Italian restaurant? “ItalianRestaurant.” Not “Restaurant,” not “FoodEstablishment.” Be specific.
Make Your NAP Consistent
Open a document. Write down exactly how your business name appears on your Google Business Profile. Copy it character for character. This is now your official name everywhere.
Do the same for your address and phone. One format. No variations. No creativity. Boring consistency wins.
Add All Your Business Info
Your schema needs:
- Exact business name
- Complete address
- Phone number (with area code)
- Website URL
- Actual operating hours
- GPS coordinates
- Description of what you actually do
- Link to your Google Maps listing
Skip any of these and you’re leaving money on the table.
Include Your Reviews
If you’ve got reviews on Google, add aggregate review schema. If customers have left detailed reviews on your site, mark those up too.
This isn’t about gaming the system. It’s about showing the social proof you’ve already earned.
Test Your Work
Google’s Rich Results Test will show you exactly what they see. No guessing, no hoping. You’ll know immediately if your markup works or if you’ve wasted your time.
Run this test monthly. Schema breaks when you update your site, change themes, or when your web guy “optimizes” something.
The Only Tools You Need
Google’s Structured Data Markup Helper: Point, click, generate code. Even if code makes you break out in hives, you can handle this.
Rich Results Test: Paste your URL, see what Google sees. Fix what’s broken.
Schema Markup Validator: Double-checks your code isn’t completely messed up.
If you’re on WordPress, Schema Pro or RankMath can handle the basics. But verify their output. These plugins love adding unnecessary garbage that confuses Google.
Stop Making Schema Harder Than It Is
Schema isn’t some SEO secret. It’s literally just telling Google what you are, where you are, and when you’re open. That’s it.
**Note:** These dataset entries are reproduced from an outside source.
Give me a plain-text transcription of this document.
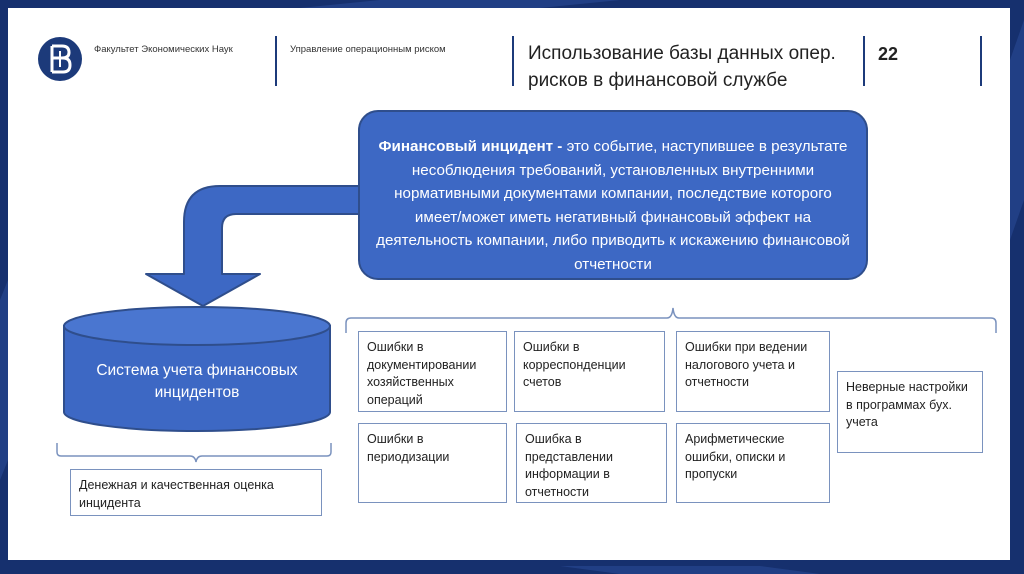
Факультет Экономических Наук	Управление операционным риском	Использование базы данных опер.
рисков в финансовой службе
22
Финансовый инцидент - это событие, наступившее в результате несоблюдения требований, установленных внутренними нормативными документами компании, последствие которого имеет/может иметь негативный финансовый эффект на деятельность компании, либо приводить к искажению финансовой отчетности
Система учета финансовых инцидентов
Денежная и качественная оценка инцидента
Ошибки в документировании хозяйственных операций
Ошибки в корреспонденции счетов
Ошибки при ведении налогового учета и отчетности	Неверные настройки в программах бух. учета
Ошибки в периодизации
Ошибка в представлении информации в отчетности
Арифметические ошибки, описки и пропуски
But most local businesses either ignore it completely or overcomplicate it into uselessness. They add every possible schema type, contradict themselves, or trust some plugin to handle it without checking.
I’ve watched businesses transform their local visibility just by fixing schema. Not by gaming the algorithm or buying links or any of that sketchy stuff. Just by clearly telling Google what they do.
Your competitors probably have broken schema too. Fix yours first and watch what happens. While they’re still showing up as “Thing” or “Organization,” you’ll be the clear choice for actual customers looking for what you sell.
Now stop reading about schema and go fix yours. It’ll take less time than you’ve spent reading this article, and unlike most SEO advice, this works.